The next day, Kabuto gives Sasuke and Sakura each a bottle of pills and tells them to take one.
"What is this?" she asks.
"Something to help you become a better ninja faster," Kabuto says. "Take it every day and your strength and stamina should improve."
Sakura doesn't have any interest in enhancing her natural aptitude by taking medicine, but she can tell this isn't a request. So she swallows her pill with a glass of water, today and the next day and every day after that.
Within a week, Sakura is stronger, faster, and more resilient than she's ever been in her life. It's a good feeling, but not good enough to help her forget that she's altering the chemistry of her body with drugs.

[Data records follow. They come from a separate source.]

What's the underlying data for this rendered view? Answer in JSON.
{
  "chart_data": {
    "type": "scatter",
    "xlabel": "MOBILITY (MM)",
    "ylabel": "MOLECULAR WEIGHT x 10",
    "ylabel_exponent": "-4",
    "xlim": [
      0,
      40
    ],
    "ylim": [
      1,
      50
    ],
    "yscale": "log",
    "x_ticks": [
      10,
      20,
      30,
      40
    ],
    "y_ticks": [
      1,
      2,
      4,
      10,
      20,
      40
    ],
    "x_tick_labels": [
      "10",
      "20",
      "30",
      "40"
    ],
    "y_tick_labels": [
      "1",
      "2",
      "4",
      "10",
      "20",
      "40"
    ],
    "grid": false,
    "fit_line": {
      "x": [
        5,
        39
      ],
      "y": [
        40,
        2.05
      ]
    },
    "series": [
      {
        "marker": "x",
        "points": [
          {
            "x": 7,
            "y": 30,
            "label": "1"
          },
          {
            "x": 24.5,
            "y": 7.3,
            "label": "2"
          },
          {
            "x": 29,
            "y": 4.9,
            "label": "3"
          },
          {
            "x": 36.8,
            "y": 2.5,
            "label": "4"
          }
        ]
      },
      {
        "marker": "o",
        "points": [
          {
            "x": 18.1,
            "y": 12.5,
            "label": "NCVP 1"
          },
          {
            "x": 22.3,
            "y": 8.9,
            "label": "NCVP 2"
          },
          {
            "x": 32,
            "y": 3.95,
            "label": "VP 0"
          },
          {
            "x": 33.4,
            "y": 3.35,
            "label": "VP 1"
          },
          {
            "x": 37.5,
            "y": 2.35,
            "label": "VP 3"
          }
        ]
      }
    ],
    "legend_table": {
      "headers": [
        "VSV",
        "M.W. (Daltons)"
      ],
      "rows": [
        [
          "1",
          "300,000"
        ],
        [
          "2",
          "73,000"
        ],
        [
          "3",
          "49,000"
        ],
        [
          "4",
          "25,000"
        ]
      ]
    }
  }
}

Orochimaru starts giving Sasuke and Sakura missions. Simple enough tasks: steal secret scrolls from a shrine, spy on an enemy, spy on an ally.
Sakura kills her first man without even meaning to. She's sloppy and careless on the way back from her latest mission, and she gets ambushed by two Konoha shinobi. She uses every trick she's learned in the past year to keep them at bay. Sakura knocks one ninja unconscious with a kick to the face and slashes at the other's stomach with her chakra scalpel. Her cut lands perfectly and precisely, and a moment later blood is everywhere, and the young man is holding his guts in his hands. He dies within a minute, gasping and gripping his own intestines.
That evening, Sakura takes three baths, but no matter how much she cleans herself she feels dirty. She sees her Leaf hitai-ate, shiny from its nightly polishings, and suddenly she can't stand to look at this reminder of the home she's betrayed. Sakura shoves it in a bottom drawer, out of sight. A week later, when they abandon the Kusa hideout, she leaves her hitai-ate behind, still hidden in that bottom drawer. It doesn't matter, though, because she's never going to need it again.